While delivering a program to a group of small business people in New Hampshire last month, I was asked by an attendee to offer some suggestions on how to drive traffic to his web site. His company site had recently launched, and he was responsible for, “making the site successful.”
Although I agree that tracking web site traffic is important, I tried to convince him to spend less time focusing on it.
HERE’S THE OPPORTUNITY: Yahoo, Netscape, CNN and other household names drive millions of page views each month at their respective web sites (a “page view” is defined as the complete screenful of content — a “page” — that pops up each time a visitor clicks on a link within a site). Page views reflect the degree of usage of a web site, and have become the accepted measure of web site traffic. Like newspaper circulation, the more page views on a site, the more opportunities to put ads in front of people, and they are therefore closely linked to the amount of revenue that a given site can expect to generate from advertising sales.

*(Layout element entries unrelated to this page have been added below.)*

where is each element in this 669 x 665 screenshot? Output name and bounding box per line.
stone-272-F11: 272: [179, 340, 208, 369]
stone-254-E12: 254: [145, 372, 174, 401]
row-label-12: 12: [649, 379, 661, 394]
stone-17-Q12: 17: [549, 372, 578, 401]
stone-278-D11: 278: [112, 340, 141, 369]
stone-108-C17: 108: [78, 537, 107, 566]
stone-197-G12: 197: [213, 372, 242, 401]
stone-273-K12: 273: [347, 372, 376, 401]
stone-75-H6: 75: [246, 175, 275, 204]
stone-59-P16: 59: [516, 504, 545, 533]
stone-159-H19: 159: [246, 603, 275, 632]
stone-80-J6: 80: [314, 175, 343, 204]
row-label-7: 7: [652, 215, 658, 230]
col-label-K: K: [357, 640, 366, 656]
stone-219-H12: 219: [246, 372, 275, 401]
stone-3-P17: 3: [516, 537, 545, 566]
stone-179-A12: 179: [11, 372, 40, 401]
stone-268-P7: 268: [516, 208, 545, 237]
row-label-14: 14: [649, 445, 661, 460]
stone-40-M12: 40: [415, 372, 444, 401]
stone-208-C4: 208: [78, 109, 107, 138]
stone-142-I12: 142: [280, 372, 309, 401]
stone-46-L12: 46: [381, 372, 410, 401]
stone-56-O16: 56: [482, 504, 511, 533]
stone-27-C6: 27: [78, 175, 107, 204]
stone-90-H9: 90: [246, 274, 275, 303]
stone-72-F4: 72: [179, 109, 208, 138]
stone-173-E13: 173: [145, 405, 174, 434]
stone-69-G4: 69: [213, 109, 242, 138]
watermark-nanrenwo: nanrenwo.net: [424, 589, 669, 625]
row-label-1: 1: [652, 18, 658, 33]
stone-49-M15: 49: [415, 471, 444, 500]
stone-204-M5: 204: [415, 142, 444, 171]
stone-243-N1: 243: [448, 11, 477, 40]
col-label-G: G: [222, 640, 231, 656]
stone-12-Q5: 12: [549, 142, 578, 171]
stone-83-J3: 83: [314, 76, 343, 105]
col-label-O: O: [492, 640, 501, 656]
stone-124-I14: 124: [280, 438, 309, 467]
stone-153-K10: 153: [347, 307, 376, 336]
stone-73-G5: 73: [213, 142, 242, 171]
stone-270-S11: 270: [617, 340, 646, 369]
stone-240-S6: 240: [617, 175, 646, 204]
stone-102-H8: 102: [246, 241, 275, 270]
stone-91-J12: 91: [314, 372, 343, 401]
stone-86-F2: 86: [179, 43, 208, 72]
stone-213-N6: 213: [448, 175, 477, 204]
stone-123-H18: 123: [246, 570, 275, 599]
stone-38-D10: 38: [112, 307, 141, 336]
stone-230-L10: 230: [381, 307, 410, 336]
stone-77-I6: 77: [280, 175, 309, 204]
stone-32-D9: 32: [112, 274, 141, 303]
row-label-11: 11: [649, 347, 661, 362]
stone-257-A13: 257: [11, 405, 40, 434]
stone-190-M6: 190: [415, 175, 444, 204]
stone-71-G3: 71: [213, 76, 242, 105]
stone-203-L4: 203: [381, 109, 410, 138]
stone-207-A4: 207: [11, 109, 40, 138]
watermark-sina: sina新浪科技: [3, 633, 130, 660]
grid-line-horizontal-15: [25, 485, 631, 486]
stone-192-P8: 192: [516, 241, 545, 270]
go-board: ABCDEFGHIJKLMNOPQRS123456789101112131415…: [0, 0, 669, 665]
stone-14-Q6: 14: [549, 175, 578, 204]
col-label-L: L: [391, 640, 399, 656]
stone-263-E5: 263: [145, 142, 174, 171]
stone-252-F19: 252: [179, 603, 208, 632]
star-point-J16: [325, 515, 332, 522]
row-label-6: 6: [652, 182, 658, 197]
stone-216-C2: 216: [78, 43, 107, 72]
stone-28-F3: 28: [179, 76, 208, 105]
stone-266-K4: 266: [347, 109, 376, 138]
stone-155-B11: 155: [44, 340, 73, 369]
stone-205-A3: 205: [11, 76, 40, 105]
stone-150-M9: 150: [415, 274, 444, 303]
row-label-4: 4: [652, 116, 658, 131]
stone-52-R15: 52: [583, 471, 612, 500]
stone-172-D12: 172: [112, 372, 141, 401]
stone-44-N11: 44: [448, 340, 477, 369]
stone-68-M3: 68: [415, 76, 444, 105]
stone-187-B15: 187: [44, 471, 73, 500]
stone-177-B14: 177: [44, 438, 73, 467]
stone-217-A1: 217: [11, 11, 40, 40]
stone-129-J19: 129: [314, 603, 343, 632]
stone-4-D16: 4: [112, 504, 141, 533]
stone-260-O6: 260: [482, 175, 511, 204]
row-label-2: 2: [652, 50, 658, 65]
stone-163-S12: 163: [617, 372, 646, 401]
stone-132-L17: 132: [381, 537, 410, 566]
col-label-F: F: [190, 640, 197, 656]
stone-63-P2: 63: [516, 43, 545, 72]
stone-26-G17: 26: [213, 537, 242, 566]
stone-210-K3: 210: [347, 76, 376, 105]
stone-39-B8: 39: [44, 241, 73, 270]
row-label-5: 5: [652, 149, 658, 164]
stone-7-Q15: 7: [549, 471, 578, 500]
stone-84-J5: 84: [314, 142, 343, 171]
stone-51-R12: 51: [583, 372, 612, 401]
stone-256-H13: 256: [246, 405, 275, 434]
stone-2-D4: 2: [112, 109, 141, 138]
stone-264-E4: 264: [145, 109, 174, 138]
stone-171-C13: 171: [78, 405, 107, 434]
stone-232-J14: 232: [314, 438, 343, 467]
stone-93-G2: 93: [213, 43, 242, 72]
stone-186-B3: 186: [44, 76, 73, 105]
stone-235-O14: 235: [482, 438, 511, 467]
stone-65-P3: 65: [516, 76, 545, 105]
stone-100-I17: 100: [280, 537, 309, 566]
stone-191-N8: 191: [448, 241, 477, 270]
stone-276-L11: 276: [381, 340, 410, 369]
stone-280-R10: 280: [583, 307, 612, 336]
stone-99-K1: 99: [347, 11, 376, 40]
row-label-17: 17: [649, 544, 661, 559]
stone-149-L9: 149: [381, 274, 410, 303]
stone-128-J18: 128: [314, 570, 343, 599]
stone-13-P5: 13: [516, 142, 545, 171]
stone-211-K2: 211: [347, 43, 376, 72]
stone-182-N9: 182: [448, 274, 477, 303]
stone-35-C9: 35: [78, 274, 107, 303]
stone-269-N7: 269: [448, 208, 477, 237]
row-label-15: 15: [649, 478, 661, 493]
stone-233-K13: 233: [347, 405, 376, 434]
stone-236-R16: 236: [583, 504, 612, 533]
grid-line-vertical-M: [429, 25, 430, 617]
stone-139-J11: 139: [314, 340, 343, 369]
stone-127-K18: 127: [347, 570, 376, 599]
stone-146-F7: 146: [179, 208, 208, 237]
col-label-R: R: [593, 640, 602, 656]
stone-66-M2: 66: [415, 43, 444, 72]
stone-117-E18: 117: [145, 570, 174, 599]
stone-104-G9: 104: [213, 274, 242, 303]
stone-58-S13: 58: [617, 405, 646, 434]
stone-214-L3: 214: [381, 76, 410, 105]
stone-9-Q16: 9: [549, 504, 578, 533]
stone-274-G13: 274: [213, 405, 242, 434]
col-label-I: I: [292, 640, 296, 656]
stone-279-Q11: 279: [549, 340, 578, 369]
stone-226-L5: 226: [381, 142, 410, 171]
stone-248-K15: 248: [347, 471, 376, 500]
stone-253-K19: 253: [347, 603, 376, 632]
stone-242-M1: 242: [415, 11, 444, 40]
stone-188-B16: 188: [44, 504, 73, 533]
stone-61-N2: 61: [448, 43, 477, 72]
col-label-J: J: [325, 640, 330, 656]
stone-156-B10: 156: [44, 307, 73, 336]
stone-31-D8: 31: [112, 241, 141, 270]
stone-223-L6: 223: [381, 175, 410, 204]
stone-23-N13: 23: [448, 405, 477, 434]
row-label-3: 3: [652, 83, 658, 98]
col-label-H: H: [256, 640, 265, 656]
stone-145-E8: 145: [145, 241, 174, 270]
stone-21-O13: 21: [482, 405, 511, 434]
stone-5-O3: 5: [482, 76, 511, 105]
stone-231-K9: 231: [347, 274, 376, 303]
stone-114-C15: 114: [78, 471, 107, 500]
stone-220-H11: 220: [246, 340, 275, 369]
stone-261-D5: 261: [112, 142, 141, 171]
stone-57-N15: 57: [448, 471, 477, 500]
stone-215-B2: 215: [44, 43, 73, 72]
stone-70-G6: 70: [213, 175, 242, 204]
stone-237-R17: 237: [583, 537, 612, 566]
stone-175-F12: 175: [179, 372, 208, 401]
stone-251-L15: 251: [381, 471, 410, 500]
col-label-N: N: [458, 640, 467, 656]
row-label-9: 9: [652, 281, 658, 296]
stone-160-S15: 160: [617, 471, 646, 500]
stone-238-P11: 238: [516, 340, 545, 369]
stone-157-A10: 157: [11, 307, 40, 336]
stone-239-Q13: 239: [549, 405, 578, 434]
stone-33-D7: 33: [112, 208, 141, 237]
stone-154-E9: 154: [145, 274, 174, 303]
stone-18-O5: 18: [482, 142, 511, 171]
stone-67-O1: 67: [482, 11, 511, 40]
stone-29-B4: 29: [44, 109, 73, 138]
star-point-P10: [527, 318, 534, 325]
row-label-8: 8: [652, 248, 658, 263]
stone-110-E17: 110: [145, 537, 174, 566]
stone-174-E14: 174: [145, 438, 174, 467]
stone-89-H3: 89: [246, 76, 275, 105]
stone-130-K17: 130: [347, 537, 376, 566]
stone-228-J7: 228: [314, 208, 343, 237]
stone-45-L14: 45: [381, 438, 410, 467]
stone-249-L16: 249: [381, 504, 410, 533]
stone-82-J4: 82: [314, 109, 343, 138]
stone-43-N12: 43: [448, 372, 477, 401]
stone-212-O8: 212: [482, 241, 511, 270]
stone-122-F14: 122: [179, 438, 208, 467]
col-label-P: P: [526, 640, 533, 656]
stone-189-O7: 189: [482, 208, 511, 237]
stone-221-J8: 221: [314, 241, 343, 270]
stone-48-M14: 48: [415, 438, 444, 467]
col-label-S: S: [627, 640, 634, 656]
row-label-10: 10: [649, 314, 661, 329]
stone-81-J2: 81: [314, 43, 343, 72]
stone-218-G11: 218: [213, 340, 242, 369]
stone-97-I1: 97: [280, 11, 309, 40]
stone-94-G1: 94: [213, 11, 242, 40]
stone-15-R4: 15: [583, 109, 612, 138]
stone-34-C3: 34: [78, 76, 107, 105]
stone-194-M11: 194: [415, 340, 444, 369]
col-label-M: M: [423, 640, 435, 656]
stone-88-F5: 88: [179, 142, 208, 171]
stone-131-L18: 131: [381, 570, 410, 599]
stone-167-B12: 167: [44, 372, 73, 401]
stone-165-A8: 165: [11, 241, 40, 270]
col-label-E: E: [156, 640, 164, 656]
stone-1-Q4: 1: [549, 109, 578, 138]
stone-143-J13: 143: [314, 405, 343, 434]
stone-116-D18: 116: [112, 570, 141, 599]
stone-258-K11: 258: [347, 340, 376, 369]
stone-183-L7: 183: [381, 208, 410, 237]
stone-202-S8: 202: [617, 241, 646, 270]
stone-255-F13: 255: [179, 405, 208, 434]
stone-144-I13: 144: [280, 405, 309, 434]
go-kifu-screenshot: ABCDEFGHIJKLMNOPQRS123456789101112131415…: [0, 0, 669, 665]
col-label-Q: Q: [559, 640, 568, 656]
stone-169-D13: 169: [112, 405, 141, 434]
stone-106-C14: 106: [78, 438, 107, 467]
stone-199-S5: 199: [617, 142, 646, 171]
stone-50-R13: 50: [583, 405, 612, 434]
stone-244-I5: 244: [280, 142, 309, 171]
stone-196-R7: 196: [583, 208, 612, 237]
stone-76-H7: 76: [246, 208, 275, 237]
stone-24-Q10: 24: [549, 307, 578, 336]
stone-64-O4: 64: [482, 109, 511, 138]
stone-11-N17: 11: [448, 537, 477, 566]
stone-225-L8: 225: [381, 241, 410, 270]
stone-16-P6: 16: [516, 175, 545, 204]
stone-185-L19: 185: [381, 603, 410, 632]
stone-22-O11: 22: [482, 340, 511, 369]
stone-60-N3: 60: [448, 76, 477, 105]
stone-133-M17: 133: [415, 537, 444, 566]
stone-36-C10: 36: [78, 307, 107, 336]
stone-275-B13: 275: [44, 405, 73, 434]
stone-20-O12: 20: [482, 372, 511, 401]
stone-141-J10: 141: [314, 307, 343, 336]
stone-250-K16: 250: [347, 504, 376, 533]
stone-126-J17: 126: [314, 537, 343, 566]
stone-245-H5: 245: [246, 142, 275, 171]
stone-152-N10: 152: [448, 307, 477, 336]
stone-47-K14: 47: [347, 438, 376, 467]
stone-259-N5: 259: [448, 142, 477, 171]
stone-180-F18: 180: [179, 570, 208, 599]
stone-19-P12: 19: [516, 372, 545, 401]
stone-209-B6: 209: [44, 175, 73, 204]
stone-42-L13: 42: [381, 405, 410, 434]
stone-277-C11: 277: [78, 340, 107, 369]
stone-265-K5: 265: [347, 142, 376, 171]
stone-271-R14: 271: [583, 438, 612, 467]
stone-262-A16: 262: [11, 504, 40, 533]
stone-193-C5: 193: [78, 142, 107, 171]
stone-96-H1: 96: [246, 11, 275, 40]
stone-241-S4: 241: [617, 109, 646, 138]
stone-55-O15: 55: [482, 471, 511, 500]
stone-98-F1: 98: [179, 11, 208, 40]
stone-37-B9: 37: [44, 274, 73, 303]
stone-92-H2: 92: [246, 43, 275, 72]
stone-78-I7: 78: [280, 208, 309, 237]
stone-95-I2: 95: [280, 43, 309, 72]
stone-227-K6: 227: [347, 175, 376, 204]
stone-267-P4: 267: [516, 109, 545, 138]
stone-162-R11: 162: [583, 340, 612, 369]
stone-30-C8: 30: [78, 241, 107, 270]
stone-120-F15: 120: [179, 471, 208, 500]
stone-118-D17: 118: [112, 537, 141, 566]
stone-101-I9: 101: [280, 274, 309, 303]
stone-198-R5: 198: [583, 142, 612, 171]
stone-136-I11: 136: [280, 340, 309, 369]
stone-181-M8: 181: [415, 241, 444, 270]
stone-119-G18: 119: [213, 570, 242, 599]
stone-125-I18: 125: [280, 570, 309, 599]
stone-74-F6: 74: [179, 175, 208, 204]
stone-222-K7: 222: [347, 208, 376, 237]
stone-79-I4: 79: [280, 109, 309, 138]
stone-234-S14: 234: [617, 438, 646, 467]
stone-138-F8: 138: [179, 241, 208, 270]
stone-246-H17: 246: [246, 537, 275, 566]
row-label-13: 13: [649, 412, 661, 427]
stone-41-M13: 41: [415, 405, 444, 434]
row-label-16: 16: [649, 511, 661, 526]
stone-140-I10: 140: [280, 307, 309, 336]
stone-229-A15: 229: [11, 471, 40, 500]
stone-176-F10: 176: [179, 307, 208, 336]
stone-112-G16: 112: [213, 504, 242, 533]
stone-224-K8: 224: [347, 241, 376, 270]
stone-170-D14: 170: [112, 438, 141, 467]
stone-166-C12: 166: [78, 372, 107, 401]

BUT HERE’S THE PROBLEM. The top 50 web sites on the planet receive 92% of the total ad dollars spent on the Internet (source: Internet Advertising Bureau, www.iab.com). That leaves just 8% to be shared by the rest of us. With millions of web sites out there, it’s unlikely that you will be able to generate enough traffic to build a viable business model for your site based on ad sales.
For most of us therefore, traffic should be considered a secondary measure, and not an end in itself.
Look at it this way. If you owned a clothing store, how much time would you spend counting the number of people who walked through the door each month? Although you would want to understand the relationship between foot traffic and sales, it’s sales that defines success in your business. As in this physical world example, the number of people milling around your web site doesn’t necessarily correlate with your success.
In deciding how to measure the success of a web site, we have to come back to the question of why the site was established in the first place(see“ The Most Important Question to Ask When Building Your Web Site “). There are many possible answers, but here are a few you might want to consider. If you want your site to. . .
* Generate Sales: Measure sales
* Create Leads: Measure requests for information
* Acquire New Customers: Measure new customers acquired
* Enhance Your Relationship With Existing Customers: Measure sign-ups to your e-newsletter, incoming emails received from visitors, comments posted on your site bulletin boards
* Reduce Operational Costs: Measure the shift in customer activity from your phone staff to your web site.
These are just a few examples, and your site may need a different definition of success. Whatever metrics you do decide to use however, make sure you are measuring whatever it is you are trying to accomplish.